Judge Ann C. O'Reilly rejected the Education Department's proposed rule, saying it was vague and that the department had failed to establish a need for it and was overstepping its bounds. Her report added that "the tail does not wag the dog when it comes to lawmaking."

Now department officials must consider whether to make changes to the rule and resubmit it, ask the judge to reconsider or withdraw it completely. Officials aren't sure yet what the ruling means for charters, said Assistant Commissioner Rose Hermodson.

"While the department believed the proposed rule was reasonable and consistent with the new law, we respect Judge O'Reilly's decision," Education Commissioner Brenda Cassellius said.

The judge's report drew praise from charter advocates and those supporting charter desegregation alike. Representatives from both sides criticized the proposed rule's ambiguity.
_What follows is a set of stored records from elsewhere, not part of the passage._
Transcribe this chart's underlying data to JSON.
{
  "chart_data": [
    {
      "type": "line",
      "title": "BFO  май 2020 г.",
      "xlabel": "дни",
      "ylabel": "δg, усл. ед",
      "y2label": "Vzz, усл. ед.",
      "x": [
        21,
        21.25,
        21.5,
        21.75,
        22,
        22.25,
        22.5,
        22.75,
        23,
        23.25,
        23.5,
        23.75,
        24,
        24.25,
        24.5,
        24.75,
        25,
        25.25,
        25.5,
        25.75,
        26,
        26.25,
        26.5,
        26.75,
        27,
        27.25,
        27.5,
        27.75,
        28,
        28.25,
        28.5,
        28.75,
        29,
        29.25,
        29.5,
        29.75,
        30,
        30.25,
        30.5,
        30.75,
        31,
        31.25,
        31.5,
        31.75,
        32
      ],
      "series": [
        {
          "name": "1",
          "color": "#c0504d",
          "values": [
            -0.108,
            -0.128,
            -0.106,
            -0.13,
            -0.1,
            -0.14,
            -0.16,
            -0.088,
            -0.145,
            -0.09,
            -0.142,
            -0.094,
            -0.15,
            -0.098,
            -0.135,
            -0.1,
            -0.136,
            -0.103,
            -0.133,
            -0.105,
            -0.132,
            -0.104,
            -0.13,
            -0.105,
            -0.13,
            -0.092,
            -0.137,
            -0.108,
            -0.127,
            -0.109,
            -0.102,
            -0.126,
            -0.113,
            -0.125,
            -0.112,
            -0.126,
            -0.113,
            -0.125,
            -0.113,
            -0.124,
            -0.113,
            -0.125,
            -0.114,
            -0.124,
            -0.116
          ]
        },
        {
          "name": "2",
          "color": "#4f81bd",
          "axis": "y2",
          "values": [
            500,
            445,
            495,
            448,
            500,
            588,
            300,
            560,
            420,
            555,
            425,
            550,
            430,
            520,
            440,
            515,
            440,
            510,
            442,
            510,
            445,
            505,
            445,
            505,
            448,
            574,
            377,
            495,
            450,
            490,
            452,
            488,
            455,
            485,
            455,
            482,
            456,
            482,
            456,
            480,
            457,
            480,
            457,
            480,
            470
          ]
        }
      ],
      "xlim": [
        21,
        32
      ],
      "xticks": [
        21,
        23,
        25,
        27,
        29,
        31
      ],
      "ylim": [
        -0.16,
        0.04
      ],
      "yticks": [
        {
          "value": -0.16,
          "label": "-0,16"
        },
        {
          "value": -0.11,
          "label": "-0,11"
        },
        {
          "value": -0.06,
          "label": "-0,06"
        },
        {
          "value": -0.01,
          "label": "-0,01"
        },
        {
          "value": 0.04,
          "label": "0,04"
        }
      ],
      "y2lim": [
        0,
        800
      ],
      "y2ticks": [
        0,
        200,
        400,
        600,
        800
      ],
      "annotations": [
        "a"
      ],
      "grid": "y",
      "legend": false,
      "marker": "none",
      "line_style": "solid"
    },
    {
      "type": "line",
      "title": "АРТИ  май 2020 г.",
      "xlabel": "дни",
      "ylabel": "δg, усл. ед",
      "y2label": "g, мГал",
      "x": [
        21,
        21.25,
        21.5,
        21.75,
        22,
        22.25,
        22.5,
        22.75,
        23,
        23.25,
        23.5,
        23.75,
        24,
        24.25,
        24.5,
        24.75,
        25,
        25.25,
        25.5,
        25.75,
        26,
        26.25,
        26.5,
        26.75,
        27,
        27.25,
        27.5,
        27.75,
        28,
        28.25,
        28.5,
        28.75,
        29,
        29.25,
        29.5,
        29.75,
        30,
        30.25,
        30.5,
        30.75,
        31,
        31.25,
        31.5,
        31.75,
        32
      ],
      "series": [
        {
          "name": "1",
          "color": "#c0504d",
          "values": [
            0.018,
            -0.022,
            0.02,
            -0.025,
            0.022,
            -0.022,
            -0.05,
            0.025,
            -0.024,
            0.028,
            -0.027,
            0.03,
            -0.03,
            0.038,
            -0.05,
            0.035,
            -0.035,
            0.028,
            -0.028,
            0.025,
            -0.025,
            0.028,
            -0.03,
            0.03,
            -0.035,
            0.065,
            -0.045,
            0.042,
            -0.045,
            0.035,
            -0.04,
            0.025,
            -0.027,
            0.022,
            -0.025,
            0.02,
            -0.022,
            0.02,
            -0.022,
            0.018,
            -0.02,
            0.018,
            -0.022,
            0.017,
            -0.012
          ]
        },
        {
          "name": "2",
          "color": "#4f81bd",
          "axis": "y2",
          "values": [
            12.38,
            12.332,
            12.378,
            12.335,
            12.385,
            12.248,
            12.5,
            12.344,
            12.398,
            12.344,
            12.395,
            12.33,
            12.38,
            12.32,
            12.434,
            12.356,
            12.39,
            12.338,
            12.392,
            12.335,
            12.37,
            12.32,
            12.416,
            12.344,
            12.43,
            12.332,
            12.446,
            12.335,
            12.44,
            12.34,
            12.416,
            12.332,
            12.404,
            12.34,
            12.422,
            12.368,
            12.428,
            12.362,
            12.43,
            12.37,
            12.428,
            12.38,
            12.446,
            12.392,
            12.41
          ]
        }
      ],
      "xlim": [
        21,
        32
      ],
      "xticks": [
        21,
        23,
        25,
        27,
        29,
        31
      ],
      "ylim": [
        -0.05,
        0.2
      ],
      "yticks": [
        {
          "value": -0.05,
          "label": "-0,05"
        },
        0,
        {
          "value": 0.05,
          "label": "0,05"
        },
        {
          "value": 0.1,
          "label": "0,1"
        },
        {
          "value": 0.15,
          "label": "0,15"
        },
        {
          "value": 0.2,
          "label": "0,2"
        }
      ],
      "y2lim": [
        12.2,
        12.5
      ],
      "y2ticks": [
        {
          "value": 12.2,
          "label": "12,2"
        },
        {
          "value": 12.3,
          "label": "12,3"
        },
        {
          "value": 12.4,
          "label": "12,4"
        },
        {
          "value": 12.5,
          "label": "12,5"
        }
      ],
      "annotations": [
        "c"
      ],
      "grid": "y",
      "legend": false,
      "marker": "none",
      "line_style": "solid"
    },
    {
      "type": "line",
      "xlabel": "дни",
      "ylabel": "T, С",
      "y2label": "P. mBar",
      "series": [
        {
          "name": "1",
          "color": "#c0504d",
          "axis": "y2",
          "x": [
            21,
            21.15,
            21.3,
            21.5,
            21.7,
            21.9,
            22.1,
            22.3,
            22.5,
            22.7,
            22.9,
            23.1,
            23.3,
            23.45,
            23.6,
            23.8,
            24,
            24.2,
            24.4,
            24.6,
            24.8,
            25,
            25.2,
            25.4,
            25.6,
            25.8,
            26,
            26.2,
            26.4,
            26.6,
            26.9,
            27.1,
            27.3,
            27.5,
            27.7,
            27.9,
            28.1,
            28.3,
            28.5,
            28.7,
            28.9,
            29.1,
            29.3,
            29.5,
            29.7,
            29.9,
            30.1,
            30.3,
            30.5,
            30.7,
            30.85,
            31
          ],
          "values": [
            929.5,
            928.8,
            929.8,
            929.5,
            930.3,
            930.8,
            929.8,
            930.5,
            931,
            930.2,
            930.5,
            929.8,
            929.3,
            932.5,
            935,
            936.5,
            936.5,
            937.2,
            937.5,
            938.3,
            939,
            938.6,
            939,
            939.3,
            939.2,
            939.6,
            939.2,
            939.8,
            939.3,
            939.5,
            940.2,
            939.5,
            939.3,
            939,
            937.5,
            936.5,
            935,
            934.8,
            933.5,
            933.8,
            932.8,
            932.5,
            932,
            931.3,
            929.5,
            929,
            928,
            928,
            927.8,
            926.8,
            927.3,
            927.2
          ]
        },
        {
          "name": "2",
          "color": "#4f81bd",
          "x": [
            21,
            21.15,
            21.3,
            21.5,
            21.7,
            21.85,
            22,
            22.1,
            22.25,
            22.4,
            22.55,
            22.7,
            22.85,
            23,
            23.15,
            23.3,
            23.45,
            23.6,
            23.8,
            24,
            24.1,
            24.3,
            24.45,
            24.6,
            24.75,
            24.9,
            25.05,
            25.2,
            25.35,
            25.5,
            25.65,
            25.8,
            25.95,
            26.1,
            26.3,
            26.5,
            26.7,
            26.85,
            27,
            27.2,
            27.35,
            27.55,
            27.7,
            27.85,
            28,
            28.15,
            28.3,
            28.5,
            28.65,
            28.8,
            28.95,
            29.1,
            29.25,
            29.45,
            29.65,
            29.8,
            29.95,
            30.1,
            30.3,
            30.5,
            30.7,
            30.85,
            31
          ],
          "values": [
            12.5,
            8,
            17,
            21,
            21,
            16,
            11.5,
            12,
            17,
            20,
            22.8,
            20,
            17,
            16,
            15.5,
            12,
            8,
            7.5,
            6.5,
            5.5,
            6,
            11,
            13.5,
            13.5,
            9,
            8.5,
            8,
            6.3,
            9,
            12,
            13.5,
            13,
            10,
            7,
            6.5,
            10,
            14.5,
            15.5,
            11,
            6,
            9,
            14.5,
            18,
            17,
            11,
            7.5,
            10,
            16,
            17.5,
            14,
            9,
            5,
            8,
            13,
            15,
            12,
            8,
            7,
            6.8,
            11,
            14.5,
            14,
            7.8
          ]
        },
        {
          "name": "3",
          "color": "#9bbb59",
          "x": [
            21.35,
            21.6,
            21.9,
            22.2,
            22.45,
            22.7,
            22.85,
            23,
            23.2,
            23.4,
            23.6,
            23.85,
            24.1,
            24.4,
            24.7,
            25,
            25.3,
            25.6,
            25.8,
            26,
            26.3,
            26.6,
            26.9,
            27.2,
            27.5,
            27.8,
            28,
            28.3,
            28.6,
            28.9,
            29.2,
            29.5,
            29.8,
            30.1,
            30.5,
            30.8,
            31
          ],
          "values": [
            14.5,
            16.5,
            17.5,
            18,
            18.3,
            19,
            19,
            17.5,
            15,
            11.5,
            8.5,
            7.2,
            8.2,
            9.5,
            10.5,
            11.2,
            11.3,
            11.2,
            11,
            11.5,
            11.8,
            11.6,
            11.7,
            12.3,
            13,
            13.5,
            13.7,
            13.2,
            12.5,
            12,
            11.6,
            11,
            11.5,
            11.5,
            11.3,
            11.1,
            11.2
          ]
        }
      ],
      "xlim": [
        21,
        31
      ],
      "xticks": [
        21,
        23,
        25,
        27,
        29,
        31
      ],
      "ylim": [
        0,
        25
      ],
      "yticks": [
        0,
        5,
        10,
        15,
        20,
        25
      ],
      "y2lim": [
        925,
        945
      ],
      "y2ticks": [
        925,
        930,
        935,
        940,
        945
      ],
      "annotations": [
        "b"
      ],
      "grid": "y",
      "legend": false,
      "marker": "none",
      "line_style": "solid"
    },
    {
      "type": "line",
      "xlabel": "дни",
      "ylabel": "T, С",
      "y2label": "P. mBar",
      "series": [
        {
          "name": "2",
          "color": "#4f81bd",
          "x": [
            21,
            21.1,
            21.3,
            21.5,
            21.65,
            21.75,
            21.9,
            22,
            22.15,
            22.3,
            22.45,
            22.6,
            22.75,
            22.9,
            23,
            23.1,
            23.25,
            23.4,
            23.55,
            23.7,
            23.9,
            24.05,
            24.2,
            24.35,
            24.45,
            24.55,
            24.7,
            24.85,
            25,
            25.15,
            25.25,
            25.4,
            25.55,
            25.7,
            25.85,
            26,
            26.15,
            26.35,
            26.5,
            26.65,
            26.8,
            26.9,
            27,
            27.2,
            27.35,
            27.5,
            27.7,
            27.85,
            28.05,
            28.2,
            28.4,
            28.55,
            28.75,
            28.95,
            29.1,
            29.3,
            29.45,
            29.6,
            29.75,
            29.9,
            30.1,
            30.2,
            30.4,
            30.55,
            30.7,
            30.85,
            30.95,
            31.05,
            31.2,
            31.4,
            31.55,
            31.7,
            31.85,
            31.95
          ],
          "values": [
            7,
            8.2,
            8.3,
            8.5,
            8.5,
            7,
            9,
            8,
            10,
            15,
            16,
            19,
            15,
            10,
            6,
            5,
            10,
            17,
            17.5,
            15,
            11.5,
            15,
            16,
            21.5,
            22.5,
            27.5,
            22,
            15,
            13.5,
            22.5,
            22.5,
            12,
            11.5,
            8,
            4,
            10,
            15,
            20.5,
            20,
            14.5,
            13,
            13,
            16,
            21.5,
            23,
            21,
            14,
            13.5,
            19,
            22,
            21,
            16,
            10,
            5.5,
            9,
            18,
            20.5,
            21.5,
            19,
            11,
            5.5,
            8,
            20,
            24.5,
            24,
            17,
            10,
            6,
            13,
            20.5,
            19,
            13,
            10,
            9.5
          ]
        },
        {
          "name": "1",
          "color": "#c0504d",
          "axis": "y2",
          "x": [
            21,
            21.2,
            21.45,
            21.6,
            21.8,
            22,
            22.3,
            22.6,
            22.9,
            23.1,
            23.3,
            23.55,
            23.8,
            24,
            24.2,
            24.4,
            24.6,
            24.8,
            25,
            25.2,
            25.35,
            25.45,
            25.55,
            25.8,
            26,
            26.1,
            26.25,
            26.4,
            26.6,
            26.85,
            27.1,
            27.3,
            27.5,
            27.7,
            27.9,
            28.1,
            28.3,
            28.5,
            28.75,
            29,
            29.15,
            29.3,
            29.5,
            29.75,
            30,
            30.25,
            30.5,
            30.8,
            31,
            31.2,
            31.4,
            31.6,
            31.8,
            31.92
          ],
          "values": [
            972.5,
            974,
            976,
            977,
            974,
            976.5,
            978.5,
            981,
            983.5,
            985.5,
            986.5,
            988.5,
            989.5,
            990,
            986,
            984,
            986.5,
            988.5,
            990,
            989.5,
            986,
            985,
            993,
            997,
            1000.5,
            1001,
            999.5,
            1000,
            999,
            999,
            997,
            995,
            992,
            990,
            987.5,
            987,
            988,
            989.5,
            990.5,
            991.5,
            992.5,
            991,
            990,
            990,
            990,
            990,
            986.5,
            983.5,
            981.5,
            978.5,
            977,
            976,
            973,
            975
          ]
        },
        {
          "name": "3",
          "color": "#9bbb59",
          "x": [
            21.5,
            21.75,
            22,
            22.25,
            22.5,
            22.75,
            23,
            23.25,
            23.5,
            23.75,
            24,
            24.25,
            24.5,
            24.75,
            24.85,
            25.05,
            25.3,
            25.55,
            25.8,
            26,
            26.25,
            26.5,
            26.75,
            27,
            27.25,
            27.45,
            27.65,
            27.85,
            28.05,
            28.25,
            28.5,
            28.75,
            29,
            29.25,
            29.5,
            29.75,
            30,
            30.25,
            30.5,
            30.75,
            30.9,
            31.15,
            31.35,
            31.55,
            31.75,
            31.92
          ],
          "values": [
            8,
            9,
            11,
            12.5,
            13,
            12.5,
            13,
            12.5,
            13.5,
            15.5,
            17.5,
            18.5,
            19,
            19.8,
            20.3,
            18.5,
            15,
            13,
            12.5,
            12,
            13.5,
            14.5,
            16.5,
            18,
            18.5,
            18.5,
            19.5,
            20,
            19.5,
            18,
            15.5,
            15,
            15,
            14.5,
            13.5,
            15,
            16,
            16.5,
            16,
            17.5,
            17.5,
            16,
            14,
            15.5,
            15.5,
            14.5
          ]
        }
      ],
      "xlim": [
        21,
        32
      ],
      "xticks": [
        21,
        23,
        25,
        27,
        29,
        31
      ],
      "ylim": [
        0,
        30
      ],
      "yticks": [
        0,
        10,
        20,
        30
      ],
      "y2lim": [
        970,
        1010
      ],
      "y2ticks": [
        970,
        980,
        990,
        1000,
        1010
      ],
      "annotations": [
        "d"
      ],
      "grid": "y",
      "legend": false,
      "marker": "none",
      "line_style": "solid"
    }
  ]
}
"Lots of people complained bitterly that there were major issues with the way this rule had been placed," said Malik Bush, co-director of the Center for School Change. He said it's unusual that a rule goes through that many levels and gets rejected.

But it doesn't mean that the rule says charters can never be integrated, said Myron Orfield, a University of Minnesota law professor and director of the Institute on Metropolitan Opportunity who has advocated for the desegregation of charter schools.

"They basically said if they were going to include charters, they had to create a good reason why," Orfield said.

The Education Department's original proposed rule, released in October, required that charter schools would have to submit achievement and integration plans if they had significant percentages of students of color.

Further, it proposed that charter schools use state integration money to close the achievement gap, and that the department change the criteria under which districts are eligible to receive integration funding.

Charter elementary schools in the Twin Cities are segregated at a higher rate of racial concentration than traditional public elementary schools, a Star Tribune analysis has found. More than three-quarters of elementary students in charters attend schools that have either white or nonwhite enrollments of 80 percent or higher.

When the rule was proposed, charter advocates cried foul and said that demanding integration would dismantle a fundamental tenet of charters: school choice. Others said it was time that charters were required to integrate depending on concentrations of students of color.

As the Department of Education determines its next steps, it will need to carefully read the parts pertaining to charter schools, Hermodson said.

"Charter schools have 10 percent of our minority student population," she said. "That's a significant number of kids that we would be ignoring if we didn't include them."